The Key to Getting the Job You Want

Many employees find themselves walking a fine line. They want a new position: to move into a job that takes better advantage of their skills, to attain a promotion within their existing job, or even to move to a different place of employment. When you have your eye on a specific position, you want to do everything in your power to get it. There’s one secret to the process: assertiveness. While you don’t want to be overbearing or appear that you’re trying to force your way into a position–particularly with an existing employer–you do want to be sure that you’re being clear and assertive about your plans.

1. Make your goals clear. If you’re content in your current position and don’t want further responsibility, it’s all right to say so. On the other hand, if you want something more, make sure that your employer knows it! There’s no need to be rude; simply putting the information out there is more than enough. For example, you might say, “I would eventually like to be a construction foreman, and I’d like the opportunity to develop leadership skills within my current position.” If your current employer doesn’t know that you want to move up, you may miss out on valuable opportunities. When you’re looking to move to a new company, share why you’re interested in them: “I love your company’s vision, and all of my interactions with the company have shown that your culture would be a great fit for me.” Your employer can’t read your mind. By clearly sharing exactly what is that you want, you’ll discover that they’re more likely to give it to you.

2. Follow the application process. Whether you’re hoping to move up from within or you’re looking for a new job, it’s important to follow the described application process to the letter. Take a good look at even the most unusual or obscure instructions in the application process. Hiring managers at a new company take note of the details: if they tell you to send your information by email, do so. If they ask for a hard copy of your resume, it’s important to provide it. When you pay attention to the details of the application, you show that you’re genuinely interested in a specific job, not just following the same procedure for every application you put in–and you prove that you’ll give that same attention to detail in your everyday job performance.

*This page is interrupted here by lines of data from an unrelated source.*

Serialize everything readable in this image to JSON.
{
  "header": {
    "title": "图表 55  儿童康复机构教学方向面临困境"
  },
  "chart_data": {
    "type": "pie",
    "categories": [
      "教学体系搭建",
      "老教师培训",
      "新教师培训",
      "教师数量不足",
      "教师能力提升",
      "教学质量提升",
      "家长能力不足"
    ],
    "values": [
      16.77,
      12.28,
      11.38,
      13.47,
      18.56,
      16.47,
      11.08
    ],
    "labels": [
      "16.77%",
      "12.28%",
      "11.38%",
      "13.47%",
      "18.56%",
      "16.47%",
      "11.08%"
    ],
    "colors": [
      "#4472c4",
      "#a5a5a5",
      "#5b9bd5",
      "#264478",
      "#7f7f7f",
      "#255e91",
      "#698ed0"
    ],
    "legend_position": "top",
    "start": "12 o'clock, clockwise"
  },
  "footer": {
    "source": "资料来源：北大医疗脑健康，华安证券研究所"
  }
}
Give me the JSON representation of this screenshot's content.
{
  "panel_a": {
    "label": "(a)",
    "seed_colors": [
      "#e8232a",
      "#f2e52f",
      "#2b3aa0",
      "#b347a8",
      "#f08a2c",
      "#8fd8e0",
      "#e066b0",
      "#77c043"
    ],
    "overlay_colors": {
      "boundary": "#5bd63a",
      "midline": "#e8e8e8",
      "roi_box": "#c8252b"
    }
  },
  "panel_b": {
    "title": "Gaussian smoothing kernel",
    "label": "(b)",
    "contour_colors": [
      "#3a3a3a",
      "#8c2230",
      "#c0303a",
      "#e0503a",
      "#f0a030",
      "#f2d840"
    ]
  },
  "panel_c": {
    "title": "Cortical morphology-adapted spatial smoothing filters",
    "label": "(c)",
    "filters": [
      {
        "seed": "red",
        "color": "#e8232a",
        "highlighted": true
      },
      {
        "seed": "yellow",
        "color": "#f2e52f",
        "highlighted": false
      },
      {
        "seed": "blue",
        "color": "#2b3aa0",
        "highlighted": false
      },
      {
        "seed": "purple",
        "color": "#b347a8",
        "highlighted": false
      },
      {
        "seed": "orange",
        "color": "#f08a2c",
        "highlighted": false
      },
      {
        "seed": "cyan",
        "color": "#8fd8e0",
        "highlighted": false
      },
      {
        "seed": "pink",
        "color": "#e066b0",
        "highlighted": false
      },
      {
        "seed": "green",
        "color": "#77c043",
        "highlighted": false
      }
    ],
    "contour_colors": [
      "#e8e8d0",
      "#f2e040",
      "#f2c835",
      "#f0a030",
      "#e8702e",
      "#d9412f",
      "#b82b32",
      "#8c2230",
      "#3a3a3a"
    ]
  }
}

3. Practice what you want to say. When you approach your boss about your interest in a new position or promotion, practice it first! Take the time to think through exactly what you want to say and remove filler from the statement. You’ll find that this makes you appear more confident, which in turn increases your employer’s confidence in you.

4. Be clear and positive about why you want the new position. It’s not that you feel you’re being under-utilized in your current position; instead, it’s that you think that you can bring more valuable skills and abilities to the table. You aren’t unhappy in your current job; rather, you think that a new job will be a great fit for you. When you’re positive about this shift in your employment status, you’ll discover that your attitude is more likely to rub off on the people in charge of putting you in a new position.

5. Remember that it’s okay to ask for the changes you want. You aren’t being ungrateful for your current job, nor are you leaving your current team in the lurch. Instead, you’re making a career move that’s best for you and your family–and you can do it without guilt! Drop the guilt from your attitude before you make your desires clear. It’s only holding you back and preventing you from asking for the job you really want.

Moving into the job of your dreams isn’t always as simple as asking for it, but it’s a great first step in the process! A simple assertive, calm attitude is a great way to put yourself forward and show that you’re a great fit for an available job. Ask for what you want and make it clear that you’re going to continue to pursue your career goals. You may be amazed by what you’re able to accomplish as a result.